American baseball player (1890-1967)

John Marshall Allen (October 27, 1890 – September 24, 1967) was an American professional baseball player whose career spanned three seasons, including one in Major League Baseball with the Baltimore Terrapins (1914). He played the pitcher position. Allen played one game in the majors and gave-up four runs, all earned. Allen also played in the minor leagues with the Class-C Lynchburg Shoemakers (1912) and the Class-D Hagerstown Terriers (1917). In the minors, Allen compiled a record of 6–8 in 16 games. He also managed one season in 1945 with the Greensboro Patriots. Allen served in World War I.

==Professional career==
Allen began his professional baseball career in 1912 with the Class-C Lynchburg Shoemakers of the Virginia League. With the Shoemakers, Allen compiled a record 2–3 in 44 innings pitched. In 1914, Allen joined the Baltimore Terrapins. On June 2, 1914, Allen played his only Major League Baseball game. He pitched two innings and gave-up two hits, four runs (all earned) and two walks. Allen also struck out two. In Robert Peyton Wiggins's book The Federal League of Base Ball Clubs, he states that Allen "deserted" the Terrapins to play with the minor league Montreal Royals of the International League.
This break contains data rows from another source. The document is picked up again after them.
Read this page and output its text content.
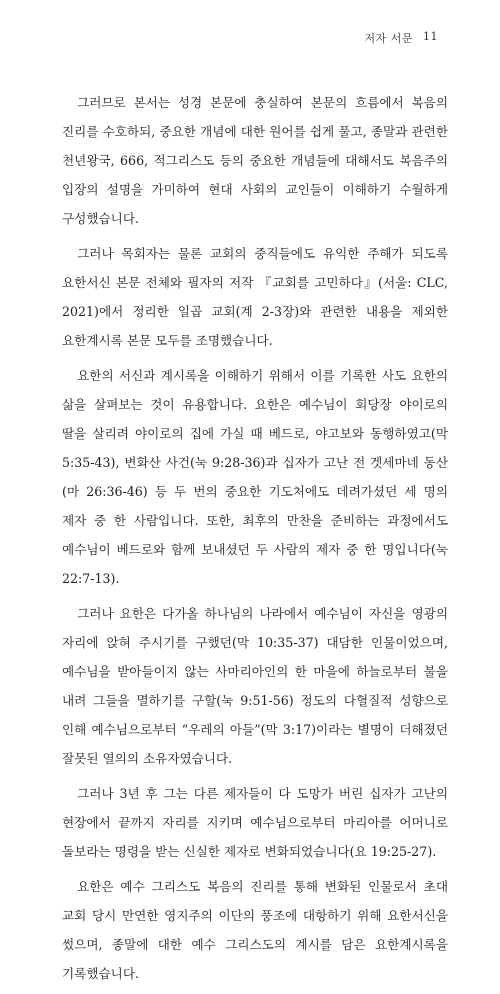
저자 서문 11

그러므로 본서는 성경 본문에 충실하여 본문의 흐름에서 복음의 진리를 수호하되, 중요한 개념에 대한 원어를 쉽게 풀고, 종말과 관련한 천년왕국, 666, 적그리스도 등의 중요한 개념들에 대해서도 복음주의 입장의 설명을 가미하여 현대 사회의 교인들이 이해하기 수월하게 구성했습니다.

그러나 목회자는 물론 교회의 중직들에도 유익한 주해가 되도록 요한서신 본문 전체와 필자의 저작 『교회를 고민하다』(서울: CLC, 2021)에서 정리한 일곱 교회(계 2-3장)와 관련한 내용을 제외한 요한계시록 본문 모두를 조명했습니다.

요한의 서신과 계시록을 이해하기 위해서 이를 기록한 사도 요한의 삶을 살펴보는 것이 유용합니다. 요한은 예수님이 회당장 야이로의 딸을 살리려 야이로의 집에 가실 때 베드로, 야고보와 동행하였고(막 5:35-43), 변화산 사건(눅 9:28-36)과 십자가 고난 전 겟세마네 동산(마 26:36-46) 등 두 번의 중요한 기도처에도 데려가셨던 세 명의 제자 중 한 사람입니다. 또한, 최후의 만찬을 준비하는 과정에서도 예수님이 베드로와 함께 보내셨던 두 사람의 제자 중 한 명입니다(눅 22:7-13).

그러나 요한은 다가올 하나님의 나라에서 예수님이 자신을 영광의 자리에 앉혀 주시기를 구했던(막 10:35-37) 대담한 인물이었으며, 예수님을 받아들이지 않는 사마리아인의 한 마을에 하늘로부터 불을 내려 그들을 멸하기를 구할(눅 9:51-56) 정도의 다혈질적 성향으로 인해 예수님으로부터 “우레의 아들”(막 3:17)이라는 별명이 더해졌던 잘못된 열의의 소유자였습니다.

그러나 3년 후 그는 다른 제자들이 다 도망가 버린 십자가 고난의 현장에서 끝까지 자리를 지키며 예수님으로부터 마리아를 어머니로 돌보라는 명령을 받는 신실한 제자로 변화되었습니다(요 19:25-27).

요한은 예수 그리스도 복음의 진리를 통해 변화된 인물로서 초대 교회 당시 만연한 영지주의 이단의 풍조에 대항하기 위해 요한서신을 썼으며, 종말에 대한 예수 그리스도의 계시를 담은 요한계시록을 기록했습니다.
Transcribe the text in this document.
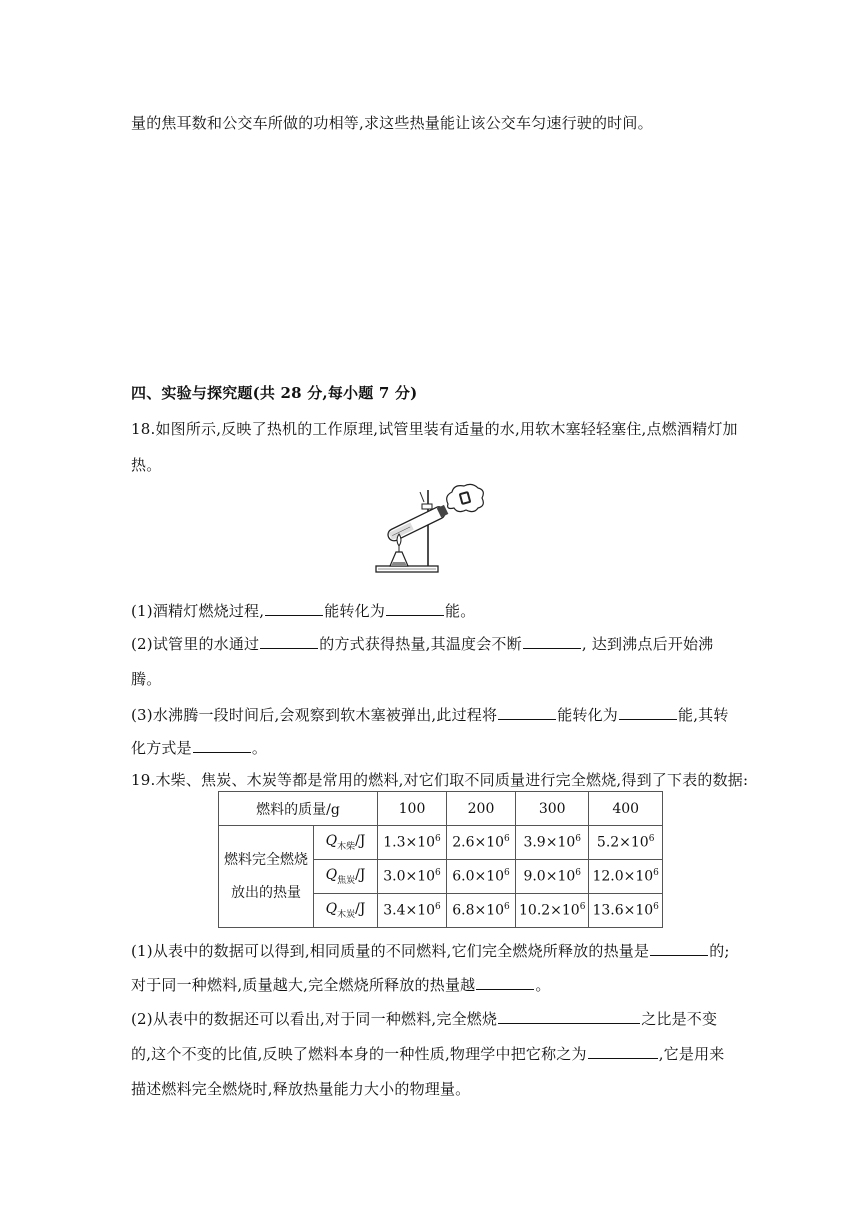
量的焦耳数和公交车所做的功相等,求这些热量能让该公交车匀速行驶的时间。
四、实验与探究题(共 28 分,每小题 7 分)
18.如图所示,反映了热机的工作原理,试管里装有适量的水,用软木塞轻轻塞住,点燃酒精灯加
热。
(1)酒精灯燃烧过程,	能转化为	能。
(2)试管里的水通过	的方式获得热量,其温度会不断	, 达到沸点后开始沸
腾。
(3)水沸腾一段时间后,会观察到软木塞被弹出,此过程将	能转化为	能,其转
化方式是	。
19.木柴、焦炭、木炭等都是常用的燃料,对它们取不同质量进行完全燃烧,得到了下表的数据:
燃料的质量/g		100	200	300	400

燃料完全燃烧
放出的热量	$Q_{木柴}/J$	$1.3\times 10^6$	$2.6\times 10^6$	$3.9\times 10^6$	$5.2\times 10^6$
	$Q_{焦炭}/J$	$3.0\times 10^6$	$6.0\times 10^6$	$9.0\times 10^6$	$12.0\times 10^6$
	$Q_{木炭}/J$	$3.4\times 10^6$	$6.8\times 10^6$	$10.2\times 10^6$	$13.6\times 10^6$
(1)从表中的数据可以得到,相同质量的不同燃料,它们完全燃烧所释放的热量是	的;
对于同一种燃料,质量越大,完全燃烧所释放的热量越	。
(2)从表中的数据还可以看出,对于同一种燃料,完全燃烧	之比是不变
的,这个不变的比值,反映了燃料本身的一种性质,物理学中把它称之为	,它是用来
描述燃料完全燃烧时,释放热量能力大小的物理量。
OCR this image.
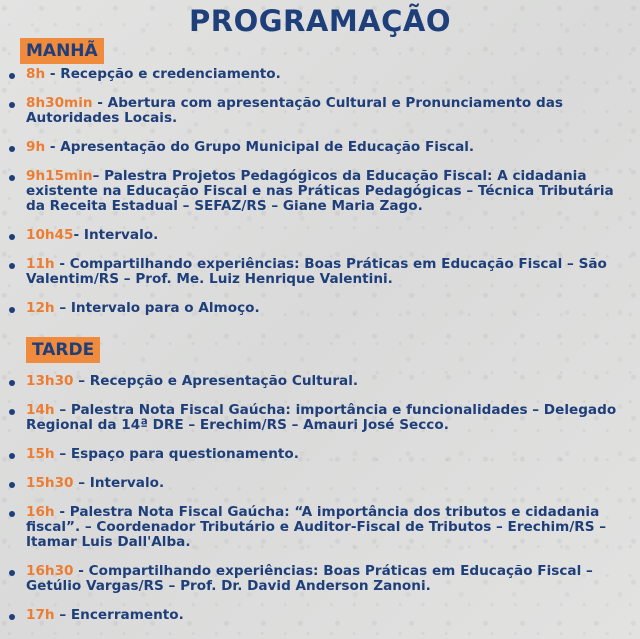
PROGRAMAÇÃO
MANHÃ
8h - Recepção e credenciamento.
8h30min - Abertura com apresentação Cultural e Pronunciamento das Autoridades Locais.
9h - Apresentação do Grupo Municipal de Educação Fiscal.
9h15min– Palestra Projetos Pedagógicos da Educação Fiscal: A cidadania existente na Educação Fiscal e nas Práticas Pedagógicas – Técnica Tributária da Receita Estadual – SEFAZ/RS – Giane Maria Zago.
10h45- Intervalo.
11h - Compartilhando experiências: Boas Práticas em Educação Fiscal – São Valentim/RS – Prof. Me. Luiz Henrique Valentini.
12h – Intervalo para o Almoço.
TARDE
13h30 – Recepção e Apresentação Cultural.
14h – Palestra Nota Fiscal Gaúcha: importância e funcionalidades – Delegado Regional da 14ª DRE – Erechim/RS – Amauri José Secco.
15h – Espaço para questionamento.
15h30 – Intervalo.
16h - Palestra Nota Fiscal Gaúcha: “A importância dos tributos e cidadania fiscal”. – Coordenador Tributário e Auditor-Fiscal de Tributos – Erechim/RS – Itamar Luis Dall'Alba.
16h30 - Compartilhando experiências: Boas Práticas em Educação Fiscal – Getúlio Vargas/RS – Prof. Dr. David Anderson Zanoni.
17h – Encerramento.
However, the move backfired when Allen was not signed by the Royals. According to the Society for American Baseball Research, Allen served in Europe during World War I. Allen joined the Class-D Hagerstown Terriers of the Blue Ridge League in 1917. He went 4–5 in 10 games. Allen also batted .135 with five hits, one double and one home run in 37 at-bats. In 1945, Allen became the manager of the minor league Greensboro Patriots. It was Allen's only season as a manager.

==Personal==
Allen was born on October 27, 1890, in Berkeley Springs, West Virginia. He died on September 24, 1967, in Hagerstown, Maryland and was buried at Rose Hill Cemetery in Hagerstown.